From the NCR Archives: Why Sisters?

This story appears in the Selma feature series. View the full series.

Originally published in National Catholic Reporter
March 24, 1965

Why Sisters?

By NCR Editorial Staff

Even In The pluperfect North, not everybody is happy about the role played by clergy and religious in the Selma demonstrations. Diocesan papers across the country are getting indignant letters protesting their participation. In the chancery office at Kansas City, Mo., the device that receives and records telephone messages during off hours was jammed with verbal protests after the week end of the great Selma demonstration.
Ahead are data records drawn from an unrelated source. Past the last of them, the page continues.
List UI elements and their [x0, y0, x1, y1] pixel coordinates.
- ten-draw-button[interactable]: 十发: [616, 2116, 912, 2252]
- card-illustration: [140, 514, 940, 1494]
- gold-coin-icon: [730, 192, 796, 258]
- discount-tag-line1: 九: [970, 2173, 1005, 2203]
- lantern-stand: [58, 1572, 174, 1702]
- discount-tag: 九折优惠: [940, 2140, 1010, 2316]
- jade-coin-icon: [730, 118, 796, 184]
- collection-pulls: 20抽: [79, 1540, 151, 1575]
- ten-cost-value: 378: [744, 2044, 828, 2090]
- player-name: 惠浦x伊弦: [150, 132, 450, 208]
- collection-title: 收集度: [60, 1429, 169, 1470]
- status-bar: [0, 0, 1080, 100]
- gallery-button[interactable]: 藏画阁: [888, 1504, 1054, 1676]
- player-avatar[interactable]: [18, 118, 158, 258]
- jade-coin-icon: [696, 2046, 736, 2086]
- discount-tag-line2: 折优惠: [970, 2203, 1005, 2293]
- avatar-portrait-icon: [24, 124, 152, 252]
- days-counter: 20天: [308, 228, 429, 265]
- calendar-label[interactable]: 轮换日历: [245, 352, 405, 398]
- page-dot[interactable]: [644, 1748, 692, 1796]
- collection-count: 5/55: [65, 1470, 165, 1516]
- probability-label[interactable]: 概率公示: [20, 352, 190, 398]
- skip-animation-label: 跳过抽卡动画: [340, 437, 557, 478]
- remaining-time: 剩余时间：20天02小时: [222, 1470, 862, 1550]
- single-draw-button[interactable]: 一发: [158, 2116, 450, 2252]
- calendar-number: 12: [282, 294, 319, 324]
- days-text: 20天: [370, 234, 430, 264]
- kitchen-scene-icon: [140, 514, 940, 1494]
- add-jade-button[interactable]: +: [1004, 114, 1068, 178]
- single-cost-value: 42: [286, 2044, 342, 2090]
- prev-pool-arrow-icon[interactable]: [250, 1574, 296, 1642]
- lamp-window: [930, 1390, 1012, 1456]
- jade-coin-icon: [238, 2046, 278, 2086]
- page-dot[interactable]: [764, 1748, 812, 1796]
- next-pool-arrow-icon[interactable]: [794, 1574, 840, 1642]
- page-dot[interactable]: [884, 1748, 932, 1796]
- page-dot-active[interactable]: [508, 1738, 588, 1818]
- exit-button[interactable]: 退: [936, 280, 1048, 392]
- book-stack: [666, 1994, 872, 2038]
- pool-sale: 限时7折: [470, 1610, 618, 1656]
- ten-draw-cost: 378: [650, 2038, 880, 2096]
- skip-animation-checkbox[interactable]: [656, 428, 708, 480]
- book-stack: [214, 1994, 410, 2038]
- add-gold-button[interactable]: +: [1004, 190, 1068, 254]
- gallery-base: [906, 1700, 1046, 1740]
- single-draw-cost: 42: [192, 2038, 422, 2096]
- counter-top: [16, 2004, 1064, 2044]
Most of these criticisms were so obviously racist and unchristian that they could be easily disregarded. They were similar to the postcard message received by one of the priests, which concluded with a prayer that he would “end up in hell with President Kennedy and the Rev. Reeb.”

For the Sisters, though, there was another kind of criticism. Many people apparently don’t believe that Sisters should be mixed up in things like this, that it isn’t proper for them.

Why sisters? That is their question.

There are many answers.

The most poignant was probably that expressed many times to Sisters by Negroes in Selma; “Sister, if you had been here last Sunday (when demonstrators were gassed and beaten) we wouldn’t have been hurt.”

The appeal from Church leaders asking for the Sisters’ help stressed most heavily the role of the Sisters as peacemakers. Violence on the part of troopers and posse men, they said, would be unlikely with Sisters among the demonstrators. This proved to be true.

On Friday afternoon, when Martin Luther King’s leaders were in court at Montgomery, the Sisters also helped to calm restless student demonstrators agitating for action. Three of the Sisters were among those who talked to the group and helped ease the tension.

Statistics give another answer.

There are in the county in which Selma is located more than 15,000 Negroes of voting age – and only 600 of them registered. Of an eligible 14,400 whites there are 9,600 registered voters. In the neighboring counties of Wilcox and Lowndes, with populations that are about 75 per cent Negro, there is not one Negro registered.

In the face of such patent injustice, why not Sisters? They are Christians, committed to carry out the Lord’s command to love their neighbor. They are Americans aware that the denial of civic rights to any citizen is a threat to the rights of every citizen.  Finally, they are human persons and therefore concerned about human needs and human dignity. Why not Sisters?

Ralph McGill in the Atlanta Constitution quoted a Selma resident: “We are ashamed. Some of our people wept when the Roman Catholic nuns came, serene, determined- secure in their faith. Never have I seen such witnessing for Christian principles.”

McGill’s own comment was “Presence of the Roman Catholic nuns in the Selma demonstrations against brutality and discrimination was a spectacle which inspired the committed and shamed the timorous.”

The Sisters helped the Negro people of Selma – and probably many of the white people there. They also helped the cause of justice everywhere.

They did something admittedly dangerous, difficult and unselfish. They did it because they are Sisters, called and consecrated to a service of love.

Too many good persons tend to think of the Sisters as delicate, sacred dolls to be carefully guarded and protected from the dirt and danger of the world. Too few see them as deeply human, Christian persons involved in the life of our world – bringing with them beauty and peace.

We all should be grateful for our Sisters at Selma.